The Concept Continuum

We can perhaps think of the role of concept in art on a continuum.  

At one end of the spectrum we have art about art where concept is king.  An example is Marcel Duchamp's readymades.  As a Canadian the snow shovel (In Advance of the Broken Arm) is especially appealing.  From Moma Learning:

To make In Advance of the Broken Arm, Marcel Duchamp selected a snow shovel, hung it from the ceiling of his studio, and called it art. . His readymades—mass-produced, functional objects he designated as art—challenged many accepted assumptions and traditions, namely that art should reflect an artist’s skills, or even be handcrafted by the artist. Duchamp asserted that an artist could create simply by making choices.

Such self-referential work spirals in upon itself until there's nothing left.  It's not like you can make a practice of sticking shovels in an art gallery.  Otherwise, art schools would only need to teach students how to find the nearest Canadian Tire.  That doesn't stop some members of academia from trying to find ever more obscure and convoluted ways to make clever statements mostly appreciated by those in the know.  But I digress.   

A little further along the continuum we have photographs of photographs.  Richard Prince is well known for his Cowboy photographs.  

Richard Prince came to the attention of the art world in the 1980s for appropriating the Marlboro Man advertisements into his own photographs. When he started appropriating images he was working at Time-Life in the tear-sheet department. “At the end of the day, all I was left with was the advertising images, and it became my subject.” He would rephotograph the advertisementsand then crop them to remove the text and most references to the cigarettes they were selling. Eventually one of his Cowboy photographs would become the first photo sold for more than $1 million. In 2007 he reset the record price for a photograph by selling “Untitled (Cowboy)” for $3,401,000 at an auction.
— James Franco

From this article.

 

This kind of work where concept is king doesn't appeal to me that much.  But further along the continuum we find ourselves visiting artists such as the recently deceased Lewis Baltz.  From a tribute by Gerry Badger:

Baltz was a leading figure in the field of what has come to be called ‘conceptual’ photography.’ Indeed, he was actually the Professor of Conceptual Photography at the European Graduate School in Saas-Fee, Switzerland. But the term ‘conceptual’ photography, like ‘documentary’ photography, can be difficult to define, and is a complex beast; not quite a school, not quite a defined approach.

But then Lewis belonged to no school, and in his hands, the conceptual approach certainly was both complex and meaningful, unlike so much contemporary photography that pretends to have a concept where in fact it has little, and is merely a regurgitating of formulaic strategies that lack either intelligence or soul.
— Gerry Badger

Baltz is best know for works such as The New Industrial Parks Near Irvine, California.  There's a great deal of over-wrought writing about this work, but Tyler Green does a good job summarizing it here.  From that article:

New Industrial Parks, which Baltz shot in 1974 with a 35mm camera and the help of a National Endowment for the Arts grant, is one of the masterworks of the 1970s.
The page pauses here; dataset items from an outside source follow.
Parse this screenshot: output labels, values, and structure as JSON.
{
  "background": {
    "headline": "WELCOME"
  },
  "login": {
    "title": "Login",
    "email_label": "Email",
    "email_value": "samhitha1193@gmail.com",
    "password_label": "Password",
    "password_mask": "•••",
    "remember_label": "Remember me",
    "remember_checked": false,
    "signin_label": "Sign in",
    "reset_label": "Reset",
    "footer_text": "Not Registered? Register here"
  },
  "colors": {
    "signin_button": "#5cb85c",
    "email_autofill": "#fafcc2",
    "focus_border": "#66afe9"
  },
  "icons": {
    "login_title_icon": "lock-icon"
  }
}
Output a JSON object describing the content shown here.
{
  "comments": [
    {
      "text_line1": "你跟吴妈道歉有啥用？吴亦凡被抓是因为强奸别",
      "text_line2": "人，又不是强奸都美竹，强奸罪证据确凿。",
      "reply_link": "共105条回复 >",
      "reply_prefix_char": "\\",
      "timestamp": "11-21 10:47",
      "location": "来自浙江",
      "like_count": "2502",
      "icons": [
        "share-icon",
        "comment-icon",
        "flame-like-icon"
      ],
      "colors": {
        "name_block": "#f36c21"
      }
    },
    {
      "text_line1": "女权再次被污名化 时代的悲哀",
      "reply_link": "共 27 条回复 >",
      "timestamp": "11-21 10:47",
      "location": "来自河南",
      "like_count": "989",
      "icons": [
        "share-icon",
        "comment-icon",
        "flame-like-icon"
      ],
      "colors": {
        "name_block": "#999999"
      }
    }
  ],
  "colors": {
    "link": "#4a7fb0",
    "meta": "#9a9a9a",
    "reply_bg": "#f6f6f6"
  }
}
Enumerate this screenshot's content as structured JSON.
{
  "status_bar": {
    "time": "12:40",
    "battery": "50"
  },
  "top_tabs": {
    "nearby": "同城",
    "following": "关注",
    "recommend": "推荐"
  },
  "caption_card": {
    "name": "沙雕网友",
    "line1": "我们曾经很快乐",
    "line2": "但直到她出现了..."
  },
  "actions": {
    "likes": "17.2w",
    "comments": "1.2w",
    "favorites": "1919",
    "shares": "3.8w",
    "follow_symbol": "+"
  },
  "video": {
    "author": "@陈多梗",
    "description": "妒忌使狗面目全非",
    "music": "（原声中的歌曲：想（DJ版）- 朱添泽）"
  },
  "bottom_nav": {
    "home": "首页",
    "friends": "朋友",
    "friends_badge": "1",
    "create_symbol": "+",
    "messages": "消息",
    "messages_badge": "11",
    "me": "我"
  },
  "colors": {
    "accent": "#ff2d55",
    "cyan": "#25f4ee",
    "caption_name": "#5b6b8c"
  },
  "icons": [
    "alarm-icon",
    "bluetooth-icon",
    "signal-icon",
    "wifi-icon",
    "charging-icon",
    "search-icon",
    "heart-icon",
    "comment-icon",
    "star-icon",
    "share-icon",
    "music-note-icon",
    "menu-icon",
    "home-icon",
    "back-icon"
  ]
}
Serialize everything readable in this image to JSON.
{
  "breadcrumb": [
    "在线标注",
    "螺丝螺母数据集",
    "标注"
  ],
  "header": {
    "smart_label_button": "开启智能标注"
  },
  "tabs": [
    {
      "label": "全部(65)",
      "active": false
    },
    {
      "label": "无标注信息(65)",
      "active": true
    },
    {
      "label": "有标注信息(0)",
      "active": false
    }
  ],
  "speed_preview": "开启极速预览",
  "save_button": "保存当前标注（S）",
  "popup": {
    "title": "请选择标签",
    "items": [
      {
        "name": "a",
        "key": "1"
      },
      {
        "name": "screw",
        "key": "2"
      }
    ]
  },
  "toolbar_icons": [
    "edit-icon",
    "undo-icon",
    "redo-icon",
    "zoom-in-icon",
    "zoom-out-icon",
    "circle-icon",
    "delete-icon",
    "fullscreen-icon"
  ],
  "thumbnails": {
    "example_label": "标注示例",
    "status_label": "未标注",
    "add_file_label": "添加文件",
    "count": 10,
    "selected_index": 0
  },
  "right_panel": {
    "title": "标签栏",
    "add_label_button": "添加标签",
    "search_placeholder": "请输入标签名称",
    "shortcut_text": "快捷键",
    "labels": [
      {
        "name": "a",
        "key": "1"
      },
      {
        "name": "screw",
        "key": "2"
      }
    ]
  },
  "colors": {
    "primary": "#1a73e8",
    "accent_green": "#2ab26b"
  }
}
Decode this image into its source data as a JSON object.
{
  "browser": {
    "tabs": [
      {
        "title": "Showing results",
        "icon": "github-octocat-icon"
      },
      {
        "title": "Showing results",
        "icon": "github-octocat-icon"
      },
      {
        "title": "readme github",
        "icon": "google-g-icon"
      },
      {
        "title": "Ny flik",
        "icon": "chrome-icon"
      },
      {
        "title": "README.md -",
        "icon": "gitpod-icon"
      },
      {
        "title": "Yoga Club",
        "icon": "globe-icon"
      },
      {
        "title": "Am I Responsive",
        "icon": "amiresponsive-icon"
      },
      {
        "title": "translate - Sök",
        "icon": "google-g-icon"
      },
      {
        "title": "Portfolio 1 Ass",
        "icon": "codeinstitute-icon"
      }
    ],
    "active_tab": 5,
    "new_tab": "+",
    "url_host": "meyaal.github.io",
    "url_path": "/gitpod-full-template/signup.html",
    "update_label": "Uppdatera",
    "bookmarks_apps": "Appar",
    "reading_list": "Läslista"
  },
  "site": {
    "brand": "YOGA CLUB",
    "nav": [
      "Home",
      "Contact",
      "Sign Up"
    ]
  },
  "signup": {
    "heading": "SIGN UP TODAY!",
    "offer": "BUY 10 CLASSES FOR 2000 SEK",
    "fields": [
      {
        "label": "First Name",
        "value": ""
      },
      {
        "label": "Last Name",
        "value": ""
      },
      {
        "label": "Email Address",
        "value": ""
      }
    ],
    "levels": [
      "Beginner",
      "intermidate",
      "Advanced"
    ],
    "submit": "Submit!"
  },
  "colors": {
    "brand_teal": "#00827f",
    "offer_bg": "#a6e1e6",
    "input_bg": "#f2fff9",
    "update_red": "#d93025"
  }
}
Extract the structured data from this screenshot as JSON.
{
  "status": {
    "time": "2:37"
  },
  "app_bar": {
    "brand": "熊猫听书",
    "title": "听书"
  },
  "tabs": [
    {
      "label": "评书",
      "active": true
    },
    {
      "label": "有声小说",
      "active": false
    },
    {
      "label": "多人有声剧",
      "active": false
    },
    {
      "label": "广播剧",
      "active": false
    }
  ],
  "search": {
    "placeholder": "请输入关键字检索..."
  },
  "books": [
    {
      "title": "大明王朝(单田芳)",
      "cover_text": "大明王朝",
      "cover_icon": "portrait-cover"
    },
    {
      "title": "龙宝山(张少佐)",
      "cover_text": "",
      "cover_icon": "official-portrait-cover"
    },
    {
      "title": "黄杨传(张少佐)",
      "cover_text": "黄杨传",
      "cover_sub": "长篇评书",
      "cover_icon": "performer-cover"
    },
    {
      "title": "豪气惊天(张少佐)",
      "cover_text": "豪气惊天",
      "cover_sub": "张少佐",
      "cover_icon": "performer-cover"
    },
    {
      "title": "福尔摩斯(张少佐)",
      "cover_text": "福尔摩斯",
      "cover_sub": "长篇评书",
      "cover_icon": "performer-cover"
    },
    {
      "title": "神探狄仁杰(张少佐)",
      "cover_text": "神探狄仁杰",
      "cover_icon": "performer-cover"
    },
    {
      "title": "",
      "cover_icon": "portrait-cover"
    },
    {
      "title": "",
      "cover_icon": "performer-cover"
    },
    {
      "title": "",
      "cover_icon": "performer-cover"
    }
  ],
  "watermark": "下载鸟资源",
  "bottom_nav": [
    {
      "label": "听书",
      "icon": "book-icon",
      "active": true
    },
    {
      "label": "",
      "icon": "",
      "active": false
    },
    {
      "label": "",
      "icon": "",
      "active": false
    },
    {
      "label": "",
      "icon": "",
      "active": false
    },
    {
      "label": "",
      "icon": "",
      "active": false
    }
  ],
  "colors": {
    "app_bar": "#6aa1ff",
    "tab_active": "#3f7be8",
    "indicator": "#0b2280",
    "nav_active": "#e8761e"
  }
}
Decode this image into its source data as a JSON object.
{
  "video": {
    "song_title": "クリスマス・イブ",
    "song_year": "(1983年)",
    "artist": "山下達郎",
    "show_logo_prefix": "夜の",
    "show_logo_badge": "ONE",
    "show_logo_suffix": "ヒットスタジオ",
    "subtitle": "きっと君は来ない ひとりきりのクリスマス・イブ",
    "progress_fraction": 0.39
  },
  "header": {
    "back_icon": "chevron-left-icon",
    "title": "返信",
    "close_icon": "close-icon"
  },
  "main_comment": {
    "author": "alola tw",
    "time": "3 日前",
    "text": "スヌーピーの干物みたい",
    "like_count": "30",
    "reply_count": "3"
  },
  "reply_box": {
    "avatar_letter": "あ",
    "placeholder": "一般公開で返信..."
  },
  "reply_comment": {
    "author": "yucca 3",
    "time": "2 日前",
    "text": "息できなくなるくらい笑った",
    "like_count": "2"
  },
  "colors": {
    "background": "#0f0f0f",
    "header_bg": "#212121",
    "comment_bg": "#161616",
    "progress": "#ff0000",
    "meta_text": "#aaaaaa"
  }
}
Baltz’s project made our ugly, under-considered treatment of the land into something uncomfortably beautiful, an apt metaphor for the way bad Western land-use policies served as an effective economic engine.
New Industrial Parks gracefully engages with many of the most important art-making threads of its time: conceptualism, the marriage of conceptualism to photography, geometric abstraction, minimalism and artists’ intense engagement with the then-nascent American environmental movement.

Baltz's work appeals to me because concepts are - at the very least - balanced by the aesthetic properties of the photographs.  These photographs can be deeply appreciated without reference to concept or their place in art history.*  They are beautifully crafted images.  They invoke a visceral response.  The aesthetic properties and concepts support each other. 

Duchamp's shovel by comparison, is a bit of a one-trick pony.  It's about the concept.  There is a 'right answer' as to how one is intended to interpret the shovel.  Prince's photographs are similar.  We're meant to marvel at the cleverness of the idea rather than his ability to assemble light and form in interesting ways.   

Many  excellent photographs lie further along the continuum where concept plays a lesser role. Ones where concept is more emergent or implicit.  I appreciate these photographs equally well.  

But I can't help but admire photographs like those from Lewis Baltz that sit comfortably at the balancing point of the continuum.  They are photographs that have a strong conceptual foundation while still being excellent photographs independent from conceptual reference.  

* Perhaps assuming one appreciates photographs of the vernacular.